Poetry by Michael Earl Craig, reviewed by Anthony Blake
TALKATIVENESS (Wave Books)
In a recent column of The New York Times, leading poets were once again asked whether their genre could ever regain its relevancy. William Logan’s contribution “As for relevance, poetry does not need to be relevant. It needs to be good” and David Biespiel’s assertion “Does poetry matter? Yes. Can poetry be more relevant? No.” paint poetry as a rogue agent that doesn’t need the approval of its peers. For a bleaker view of things, throw in David Orr’s depiction of poetry as “the weak sister of its sibling arts, alternately ignored and swaddled like a 19th-century invalid, and that will change only by means of a long, tedious and possibly futile effort at persuasion.” A comprehensive picture unfolds. For better or worse, poetry isn’t relevant today and cannot, or cannot easily, become so again.
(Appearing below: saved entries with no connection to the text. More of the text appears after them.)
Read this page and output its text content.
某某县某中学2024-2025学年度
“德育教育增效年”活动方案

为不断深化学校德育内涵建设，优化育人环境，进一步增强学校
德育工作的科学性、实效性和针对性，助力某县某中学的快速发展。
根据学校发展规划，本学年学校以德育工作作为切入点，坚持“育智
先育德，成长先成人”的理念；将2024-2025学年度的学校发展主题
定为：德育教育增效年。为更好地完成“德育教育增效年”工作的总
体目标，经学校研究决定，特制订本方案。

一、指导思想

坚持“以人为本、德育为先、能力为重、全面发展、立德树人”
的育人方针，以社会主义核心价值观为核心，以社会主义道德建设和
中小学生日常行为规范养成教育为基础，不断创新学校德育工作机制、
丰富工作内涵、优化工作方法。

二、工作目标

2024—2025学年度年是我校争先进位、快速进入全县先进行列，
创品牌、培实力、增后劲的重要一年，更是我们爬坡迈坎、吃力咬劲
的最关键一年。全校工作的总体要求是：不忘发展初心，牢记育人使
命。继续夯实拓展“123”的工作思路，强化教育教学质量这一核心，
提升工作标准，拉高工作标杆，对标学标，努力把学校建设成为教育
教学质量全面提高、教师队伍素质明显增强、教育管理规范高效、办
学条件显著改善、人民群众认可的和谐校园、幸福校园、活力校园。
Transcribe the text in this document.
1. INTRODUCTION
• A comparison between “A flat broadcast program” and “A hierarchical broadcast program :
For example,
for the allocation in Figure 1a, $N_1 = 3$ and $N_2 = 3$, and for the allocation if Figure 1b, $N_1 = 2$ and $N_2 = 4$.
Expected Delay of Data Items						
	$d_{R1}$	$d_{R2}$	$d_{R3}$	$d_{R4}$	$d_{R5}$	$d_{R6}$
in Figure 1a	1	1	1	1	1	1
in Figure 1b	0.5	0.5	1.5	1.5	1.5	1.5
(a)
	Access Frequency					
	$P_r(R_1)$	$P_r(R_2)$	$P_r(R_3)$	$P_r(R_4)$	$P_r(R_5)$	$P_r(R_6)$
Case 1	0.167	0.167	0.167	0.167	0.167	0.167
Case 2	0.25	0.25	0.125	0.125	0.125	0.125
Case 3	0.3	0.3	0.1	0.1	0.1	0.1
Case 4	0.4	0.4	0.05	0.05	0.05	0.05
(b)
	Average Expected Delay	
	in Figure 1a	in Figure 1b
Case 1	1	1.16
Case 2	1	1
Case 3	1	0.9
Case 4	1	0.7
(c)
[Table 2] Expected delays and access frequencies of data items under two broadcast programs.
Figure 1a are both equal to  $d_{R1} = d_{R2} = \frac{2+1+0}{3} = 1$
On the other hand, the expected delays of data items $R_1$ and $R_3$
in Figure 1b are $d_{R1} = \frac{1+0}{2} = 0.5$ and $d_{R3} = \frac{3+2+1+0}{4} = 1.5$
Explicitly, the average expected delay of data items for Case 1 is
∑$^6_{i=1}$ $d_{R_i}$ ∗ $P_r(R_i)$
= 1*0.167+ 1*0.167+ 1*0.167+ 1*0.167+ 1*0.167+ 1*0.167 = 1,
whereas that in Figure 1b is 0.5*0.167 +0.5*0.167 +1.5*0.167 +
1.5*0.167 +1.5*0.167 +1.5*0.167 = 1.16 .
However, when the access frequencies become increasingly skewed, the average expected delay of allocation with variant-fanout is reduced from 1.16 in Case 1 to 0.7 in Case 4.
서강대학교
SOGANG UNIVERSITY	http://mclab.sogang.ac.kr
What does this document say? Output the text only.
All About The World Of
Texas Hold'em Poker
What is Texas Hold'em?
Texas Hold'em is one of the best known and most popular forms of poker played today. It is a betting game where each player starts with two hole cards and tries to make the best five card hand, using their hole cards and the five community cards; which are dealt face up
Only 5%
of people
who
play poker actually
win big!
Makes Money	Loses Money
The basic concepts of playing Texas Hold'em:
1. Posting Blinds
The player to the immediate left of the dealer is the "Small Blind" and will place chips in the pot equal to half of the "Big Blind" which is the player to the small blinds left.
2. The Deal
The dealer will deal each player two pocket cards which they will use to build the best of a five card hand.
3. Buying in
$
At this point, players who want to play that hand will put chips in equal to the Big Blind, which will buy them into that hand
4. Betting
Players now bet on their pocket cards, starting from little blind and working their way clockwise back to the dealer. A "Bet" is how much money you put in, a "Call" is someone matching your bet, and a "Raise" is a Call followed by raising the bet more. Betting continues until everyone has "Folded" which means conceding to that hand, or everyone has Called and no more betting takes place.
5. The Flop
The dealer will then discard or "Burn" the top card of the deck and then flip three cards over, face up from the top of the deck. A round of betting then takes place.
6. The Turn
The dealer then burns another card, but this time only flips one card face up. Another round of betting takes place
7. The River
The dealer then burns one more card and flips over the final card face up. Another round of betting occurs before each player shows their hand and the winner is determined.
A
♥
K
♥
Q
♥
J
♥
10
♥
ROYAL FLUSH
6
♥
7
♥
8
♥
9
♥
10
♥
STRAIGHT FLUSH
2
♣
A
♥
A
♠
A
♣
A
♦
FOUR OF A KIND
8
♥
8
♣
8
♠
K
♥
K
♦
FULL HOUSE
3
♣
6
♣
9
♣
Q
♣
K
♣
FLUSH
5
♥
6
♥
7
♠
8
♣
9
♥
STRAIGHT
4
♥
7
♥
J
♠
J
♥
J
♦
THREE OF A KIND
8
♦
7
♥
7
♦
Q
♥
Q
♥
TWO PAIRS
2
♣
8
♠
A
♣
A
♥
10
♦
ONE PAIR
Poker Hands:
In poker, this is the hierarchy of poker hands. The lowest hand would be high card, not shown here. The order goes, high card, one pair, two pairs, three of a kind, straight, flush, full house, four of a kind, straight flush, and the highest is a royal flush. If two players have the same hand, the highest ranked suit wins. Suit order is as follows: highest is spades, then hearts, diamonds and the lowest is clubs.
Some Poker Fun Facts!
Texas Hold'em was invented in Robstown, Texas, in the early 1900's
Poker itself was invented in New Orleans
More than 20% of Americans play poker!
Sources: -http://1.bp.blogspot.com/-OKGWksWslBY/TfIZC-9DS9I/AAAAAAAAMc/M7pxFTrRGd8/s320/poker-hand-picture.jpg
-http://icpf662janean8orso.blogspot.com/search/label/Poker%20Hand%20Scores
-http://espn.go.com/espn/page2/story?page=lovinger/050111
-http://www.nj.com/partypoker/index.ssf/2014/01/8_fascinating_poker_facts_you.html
And yet, either unaware of this assessment or, more likely, in spite of it, Michael Earl Craig (Thin Kimono) opens his fourth poetry collection, Talkativeness, with this Yamamoto Tsunetomo quotation: “No matter how good what you are saying might be, it will dampen the conversation if it is irrelevant.” With Talkativeness, Craig attempts the impossible—to create a beautiful work of poetic art that is also applicable to contemporary readers. And in many stunning ways, he succeeds.
With the cinematic touch of David Lynch, Craig composes poems that are all at once mundane, current, and deeply unsettling. Straight lines drawn from the lead tip of a bullet, tongues crashing onto tables like “obscene mollusks,” and apartment-trashing tortoises adorn an otherwise flavorless, indistinct Midwestern landscape. “It was Nebraska everywhere,” Craig declares, and from this tension between the familiar and the absurd, he builds poems with devastating grief, horror, and dark, biting humor.
We are introduced to the son of a cigar store Indian, the piccolo is asserted to be an instrument of dread, and in an experimental town, seventeen cops can only say “that’s the way the cookie crumbles.”
In “Wild for the Lord,” as the speaker cuts the bangs of his best friend’s wife, his watch feels like “a small corpse on [his] wrist.” This sense of gravity, combined with the consistently sparse language of Craig’s poems, elevates the reading to a vaguely religious experience—the object of reverence, while undefined, seems to be the strangeness and multiplicity of our everyday lives. Even the most seemingly insignificant acts, such as turkeys moving out of the woods toward the house, are treated with a manic urgency:
A group of dark turkeys steps
as turkeys often do from the woods
and moves unsteadily toward the house.
It’s like our throats are about to be slit
I say, laughing nervously.
All the while Talkativeness lives up to its moniker; it is written conversationally, with bare language, dialogue, and references directly to its readers. Distinct to the collection is Craig’s use of repetition that reads like un-erased revisions. Here in “Winter” each line appears to edit and specify the last; it builds in Talkativeness an environment of intimacy and immediacy:
we saw only a shaft of light in winter
we saw only some winter light
the kind of light you most often see in winter.
Undoubtedly entertaining and wide-ranging, is this collection also the bright final answer to the problem of relevancy? Craig provides his own answer for this:
They say poetry is dead. Or that
it might still live, but only
for insiders. . . .
I say maybe, thumbing through my
Hasselhoff Dossier. This further
infuriates
Maybe, the most unsatisfying answer, is the life-force of this collection. Instead of asserting knowledge, Craig is happier to proclaim “I don’t know.” “From the Couch,” a poem in which Dick Cheney is rolled into Obama’s inauguration disguised as Dr. Strangelove, ends with the line “I’m not even saying this is a poem.” Throughout the collection, he demonstrates a willingness to blend and disassociate forms from their expected norms; poems are couched as sketches, novellas, music, screenplays, speeches, and even CVs.
From the collisions of the mundane and the absurd, humor and severity, poetry and other forms, Craig has constructed a moving, approachable work that might just provide an avenue to bring more readers to the genre. Contemporary practitioners would do well to follow this shining example.
Anthony Blake is a poet from Louisville, Kentucky and an MFA candidate at the University of Arkansas. He has worked as Marketing and Editorial Assistant at Sarabande Books and been published in The Bellingham Review.